The implications, he
said, may hit fairly close to home in
Oregon
if a warming climate causes
more winter precipitation to fall as rain, instead of snow, as has been
predicted.
"Many
Oregon
aquatic species have
evolved over thousands or millions of years to expect certain types of
events, such as summer droughts and spring floods due to snowmelt,"
Lytle said. "If these systems change fairly suddenly, it's
reasonable to believe there will be some widespread ecological impacts.
You would expect that some species will not be able to keep pace, and
may become at least locally extinct."
The drought that
destroyed the water bug population in
Arizona
's
French
Joe
Canyon
, Lytle said, appeared to be
as severe as anything in hundreds of years. It's not certain what the
underlying cause of the dried-up streams were, he said, but climate
change and declining groundwater levels due to human water use are
reasonable suspects.
Salmon, Lytle said, are
another species whose ecology -- spawning, emergence from larval stage,
migration -- is closely tied to predictable water flow events.
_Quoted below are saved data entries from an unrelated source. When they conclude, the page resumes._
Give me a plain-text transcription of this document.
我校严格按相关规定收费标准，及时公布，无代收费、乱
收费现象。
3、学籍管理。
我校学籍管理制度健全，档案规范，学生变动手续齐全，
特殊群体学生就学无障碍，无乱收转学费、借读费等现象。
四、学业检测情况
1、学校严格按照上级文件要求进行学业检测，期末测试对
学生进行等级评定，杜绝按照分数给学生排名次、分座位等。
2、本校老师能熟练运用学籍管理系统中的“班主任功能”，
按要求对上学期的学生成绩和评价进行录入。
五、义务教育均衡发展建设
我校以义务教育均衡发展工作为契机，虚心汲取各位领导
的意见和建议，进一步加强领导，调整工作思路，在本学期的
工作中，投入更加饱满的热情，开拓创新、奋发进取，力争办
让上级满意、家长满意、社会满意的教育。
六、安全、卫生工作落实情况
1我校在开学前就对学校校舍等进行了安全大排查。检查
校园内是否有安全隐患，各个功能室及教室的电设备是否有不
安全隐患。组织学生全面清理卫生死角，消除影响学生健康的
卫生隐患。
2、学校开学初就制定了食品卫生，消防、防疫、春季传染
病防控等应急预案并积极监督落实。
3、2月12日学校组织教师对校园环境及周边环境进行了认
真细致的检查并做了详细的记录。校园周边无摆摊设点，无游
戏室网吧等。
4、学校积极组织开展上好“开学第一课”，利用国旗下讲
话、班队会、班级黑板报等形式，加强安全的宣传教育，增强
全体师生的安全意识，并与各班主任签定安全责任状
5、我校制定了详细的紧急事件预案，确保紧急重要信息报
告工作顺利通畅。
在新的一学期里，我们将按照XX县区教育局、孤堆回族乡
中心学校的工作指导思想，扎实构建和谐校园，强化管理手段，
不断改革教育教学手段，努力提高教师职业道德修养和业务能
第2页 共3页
At least
one factor in their decline could clearly be the increasingly
unpredictable and changing nature of
Pacific Northwest
stream systems, he said.
And many terrestrial species could be affected by such things as the
changing fire regimes in
Pacific Northwest
forests, he said.
In earlier research, OSU
studies have also found that the link between disturbance events and
species survival is so tight that many species depend on these
disturbances -- whether they are periodic floods, windstorms, or
droughts -- as part of their basic ecology and survival. Changes in
those disturbance events can open to the door to invasive species with
different ecological requirements, the research showed.